На глазах у Тихони выступили слезы. Из этих слабоумных можно веревки вить.

– Мне это не нравится. Зачем надо мной сметься. Надо мной не надо...

– Ты просто лопух.

– Может быть.

– Она же тебя в это дело втянула.

– Может быть.

– Ну и лопух!

– Может быть.

– Она тебя уговорила, но она тебя не включила в список.

– Это ты о чем?

– О бабках.

– О каких бабках?

– О страховом полисе Фрэнка Паланса. Он же пообещал ей, что перепишет завещание на нее. Она тебе об этом говорила?

Тихоня не ответил.

– Говорила она тебе, лопух?

– Нет, не говорила.

– Ну, теперь понимаешь?

– Что?

– Что ты лопух с большой буквы "л". Она тебе про бабки ничего не сказала, потом распускает про тебя байки, что тебя хлебом не корми – дай только замочить кого-нибудь. Ну, не лопух ли ты после этого?

– Лопух, – согласился он.

– И обожаешь из пушки палить?

– Нет.

– Это она попросила тебя. Она знала, что тебя послали туда взять деньги и привести Фрэнка к Джо. И вот она тебе сказала: прихлопни его для меня. Прихлопни его. Он за моей спиной крутил с другой. Я хочу, чтобы он сгинул... и тогда... я буду твоя. Вот что она тебе сказала. Что-то вроде этого, а ты оказался таким лопухом, что клюнул и соглсился. Так дело было, приятель? Так, Тихоня?

– Да, так оно и было.

– Ты от неё без ума, да?

– Да. Я лопух. Ладно. Я лопух, но шутки шутить про меня не надо. Не люблю, когда по меня шутки распускают...

– Теперь послушай меня, Тихоня.

– Я слушаю.

– Если ты скажешь мне правду, может быть, тебя признают виновным в убийстве второй степени. Если её признают виновной в соучастии, тогда тебе не подпалят задницу. Вторая степень – это значит, что тебе дадут пожизненное. А когда у тебя пожизненное, всегда есть шанс помилования. К тому же никто над тобой не будет смеяться. Люди скажут: ну что ж, парень лопухнулся из-за девчонки, с кем не бывает – да таких случаев миллион. И все будут знать, что ты не убийца поганый и не трус, и никто над тобой подшучивать не станет. Понял?

– Да вроде бы.

– Она тебя обвела вокруг пальца, приятель. Надо её наказать.

– Надо наказать.

Паркер увел его. Должно быть, в коридоре толклись полицейские, потому что Паркер сразу вернулся.

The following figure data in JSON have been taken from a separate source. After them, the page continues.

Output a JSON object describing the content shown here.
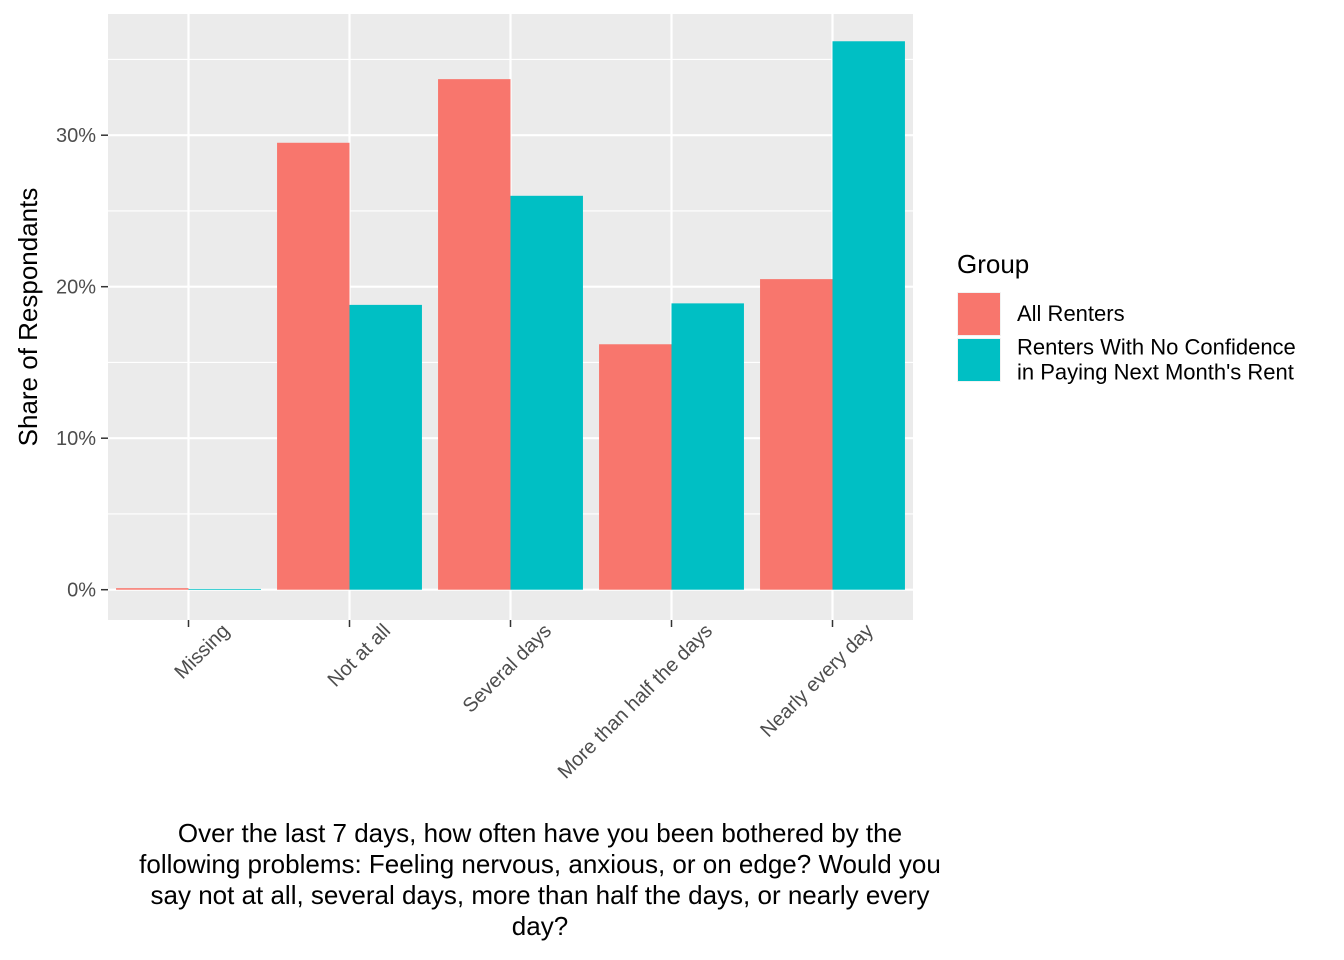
{
  "chart_data": {
    "type": "bar",
    "categories": [
      "Missing",
      "Not at all",
      "Several days",
      "More than half the days",
      "Nearly every day"
    ],
    "series": [
      {
        "name": "All Renters",
        "color": "#F8766D",
        "values": [
          0.1,
          29.5,
          33.7,
          16.2,
          20.5
        ]
      },
      {
        "name": "Renters With No Confidence in Paying Next Month's Rent",
        "color": "#00BFC4",
        "values": [
          0.05,
          18.8,
          26.0,
          18.9,
          36.2
        ]
      }
    ],
    "ylabel": "Share of Respondants",
    "xlabel_lines": [
      "Over the last 7 days, how often have you been bothered by the",
      "following problems: Feeling nervous, anxious, or on edge? Would you",
      "say not at all, several days, more than half the days, or nearly every",
      "day?"
    ],
    "ylim": [
      -2,
      38
    ],
    "yticks": [
      0,
      10,
      20,
      30
    ],
    "ytick_labels": [
      "0%",
      "10%",
      "20%",
      "30%"
    ],
    "grid": true,
    "legend": {
      "title": "Group",
      "position": "right",
      "entries": [
        {
          "lines": [
            "All Renters"
          ],
          "color": "#F8766D"
        },
        {
          "lines": [
            "Renters With No Confidence",
            "in Paying Next Month's Rent"
          ],
          "color": "#00BFC4"
        }
      ]
    }
  }
}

– Отличная работа. Окружному прокурору ты бы очень понравился. Как же тебе это удалось?

– Как считаешь, до суда он не передумает давать показания?

– Уверен, что нет. Надо только их держать порознь. Как только мы получим его показания на бумаге, с подписью и печатью... она начнет его топить и очень скоро совсем запутается. Спасибо тебе, Пит. Но как же тебе удалось?

Я поправил подушку. и ответил:

– Я же постоянно находился в центре событий. И наблюдал за их развитием.

Паркер усмехнулся.

– Ты мне зубы не заговаривай.

– Нет, правда. Я же все сам видел. Видел, что она не особенно опечалилась, когда я ей сообщил о смерти Фрэнка. Она знала об убийстве. Потом она повезла меня в дом, где отсиживался Тихоня. И нацелила на меня пушку, прежде чем я успел ей сказать хоть слово. Она спросила, откуда мне известно про смерть Фрэнка, и я ответил, что из газет. Она знала, что я вру, потому что ей было известно даже время убийства. А как бы ей это стало известно, если бы она сама не приложила руку к этому делу? Тихоня ничего ей не сказал после – он принес чемоданчик с деньгами своему боссу, и босс позаботился, чтобы он задег на дно. Он не поехал в клуб смотреть на Роуз и, значит, не общался с ней.

– Но он мог позвонить.

– Мог, но не звонил. За весь вечер Роуз никто не звонил. Это я знаю из первых рук. Я видел, какими глазами смотрит Тихоня на ту девчонку, и знал, что Эйприл – он мне сам сказал – приказал Тихоне доставить ему Фрэнка. Доставить но не убивать. И не надо быть семи пядей во лбу, чтобы сложить все эти разрозненные фактики воедино...

– Котелок у тебя варит, Пит. Мягко говоря.

– Мисс Сазерн там?

– Да. Чересчур сладкая булочка даже для Питера Чемберса.

– Пригласи её ко мне, лейтенант. Да, и ... я бы обошелся без свидетелей.

– Вас понял, сэр. Доброй ночи и желаю удачи.

– Доброй ночи, лейтенант.

Несколько минут я провел в одиночестве. Потом вошла Лола – в черном костюме, черной кружевной блузке и черном беретике. Она вошла в палату на цыпочках, немного бледная, немного встревоженная.